Horneff G, Burmester G R, Emmrich F, Kalden J R
Max Planck Clinical Research Unit for Rheumatology/Immunology, Department of Medicine III, University of Erlangen-Nürnberg, FRG.
Arthritis Rheum. 1991 Feb;34(2):129-40. doi: 10.1002/art.1780340202.

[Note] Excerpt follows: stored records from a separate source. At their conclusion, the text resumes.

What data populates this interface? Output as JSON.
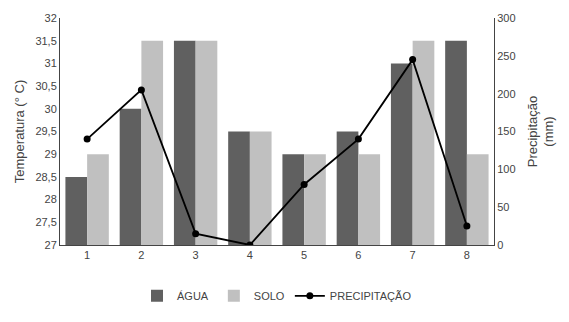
{
  "chart_data": {
    "type": "bar",
    "categories": [
      1,
      2,
      3,
      4,
      5,
      6,
      7,
      8
    ],
    "series": [
      {
        "name": "ÁGUA",
        "color": "#606060",
        "values": [
          28.5,
          30.0,
          31.5,
          29.5,
          29.0,
          29.5,
          31.0,
          31.5
        ]
      },
      {
        "name": "SOLO",
        "color": "#c0c0c0",
        "values": [
          29.0,
          31.5,
          31.5,
          29.5,
          29.0,
          29.0,
          31.5,
          29.0
        ]
      },
      {
        "name": "PRECIPITAÇÃO",
        "type": "line",
        "color": "#000000",
        "marker": "circle",
        "axis": "y2",
        "values": [
          140,
          205,
          15,
          0,
          80,
          140,
          245,
          25
        ]
      }
    ],
    "ylabel": "Temperatura (° C)",
    "y2label": "Precipitação\n(mm)",
    "ylim": [
      27,
      32
    ],
    "yticks": [
      27,
      {
        "value": 27.5,
        "label": "27,5"
      },
      28,
      {
        "value": 28.5,
        "label": "28,5"
      },
      29,
      {
        "value": 29.5,
        "label": "29,5"
      },
      30,
      {
        "value": 30.5,
        "label": "30,5"
      },
      31,
      {
        "value": 31.5,
        "label": "31,5"
      },
      32
    ],
    "y2lim": [
      0,
      300
    ],
    "y2ticks": [
      0,
      50,
      100,
      150,
      200,
      250,
      300
    ],
    "grid": false,
    "legend": "bottom"
  }
}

The effect of treatment with a monoclonal antibody against the CD4 antigen present on T helper cells was studied in 10 patients with severe intractable rheumatoid arthritis. In an open trial, monoclonal antibody 16H5 was infused at a dosage of 0.3 mg/kg of body weight on 7 consecutive days. Studies of the kinetics demonstrated a drastic depletion of CD4+ cells, to as low as 25 cells/microliters, 1 hour after the first infusion. The subsequent recovery of the CD4+ cell numbers 24 hours after infusion did not reach initial levels, and after the full 7-day treatment cycle there was a significant reduction of the number of CD4+ cells (mean +/- SD 51 +/- 28%; P less than 0.02). There was a reduced or even inverse CD4:CD8 ratio, which generally persisted 3-4 weeks. Lymphocyte transformation assays demonstrated significantly reduced reactivity in 5 of the 9 patients who completed the 7-day course, whereas 4 individuals exhibited an unexpected elevation in the T cell response to mitogens and common antigens. Parallel laboratory studies showed a significant decrease in the erythrocyte sedimentation rate (P less than 0.05), rheumatoid factor titer (P less than 0.04), and total immunoglobulin values (P less than 0.01), as well as a reduction in C-reactive protein levels, in 7 of the 9 patients. Clinically, there was a significant reduction in the Ritchie articular index (P less than 0.05) and in the number of swollen joints (P less than 0.04). Adverse effects were urticaria in 2 patients, which led to withdrawal of therapy in 1 of them, and chills with fever, suggestive of a lymphokine release syndrome, in another 2 patients. Only low levels of human anti-mouse immunoglobulin antibodies developed (not exceeding 1.7 mg/liter). It was therefore possible to repeat the treatment cycle, achieving still better efficacy, in 4 of the patients (reductions in the Ritchie index and the number of swollen joints P less than 0.02). Our findings indicate that treatment with monoclonal antibodies against the CD4 antigen leads to immunomodulation which results in clinical benefits, at least during initial observation periods (up to 6 months postinfusion). However, it remains to be determined whether long-term remission can be induced with this therapeutic approach. The use of immunosuppressive therapies or repeated antibody treatments will have to be considered.
在10例严重难治性类风湿关节炎患者中研究了用抗T辅助细胞上存在的CD4抗原的单克隆抗体进行治疗的效果。在一项开放性试验中,连续7天以0.3mg/kg体重的剂量输注单克隆抗体16H5。动力学研究表明,首次输注后1小时,CD4+细胞急剧减少,低至25个/微升。输注后24小时CD4+细胞数量的随后恢复未达到初始水平,在完整的7天治疗周期后,CD4+细胞数量显著减少(平均值±标准差为51±28%;P<0.02)。CD4:CD8比值降低甚至倒置,通常持续3 - 4周。淋巴细胞转化试验表明,在完成7天疗程的9例患者中有5例反应性显著降低,而4例个体对有丝分裂原和常见抗原的T细胞反应出现意外升高。平行的实验室研究显示,9例患者中有7例红细胞沉降率(P<0.05)、类风湿因子滴度(P<0.04)和总免疫球蛋白值(P<0.01)显著降低,以及C反应蛋白水平降低。临床上,里奇关节指数(P<0.05)和肿胀关节数量(P<0.04)显著减少。不良反应包括2例患者出现荨麻疹,其中1例因此停药,另外2例患者出现寒战伴发热,提示细胞因子释放综合征。仅产生了低水平的人抗鼠免疫球蛋白抗体(不超过1.7mg/升)。因此,4例患者能够重复治疗周期,疗效更佳(里奇指数和肿胀关节数量降低,P<0.02)。我们的研究结果表明,用抗CD4抗原的单克隆抗体治疗可导致免疫调节,至少在初始观察期(输注后长达6个月)可带来临床益处。然而,这种治疗方法能否诱导长期缓解仍有待确定。必须考虑使用免疫抑制疗法或重复抗体治疗。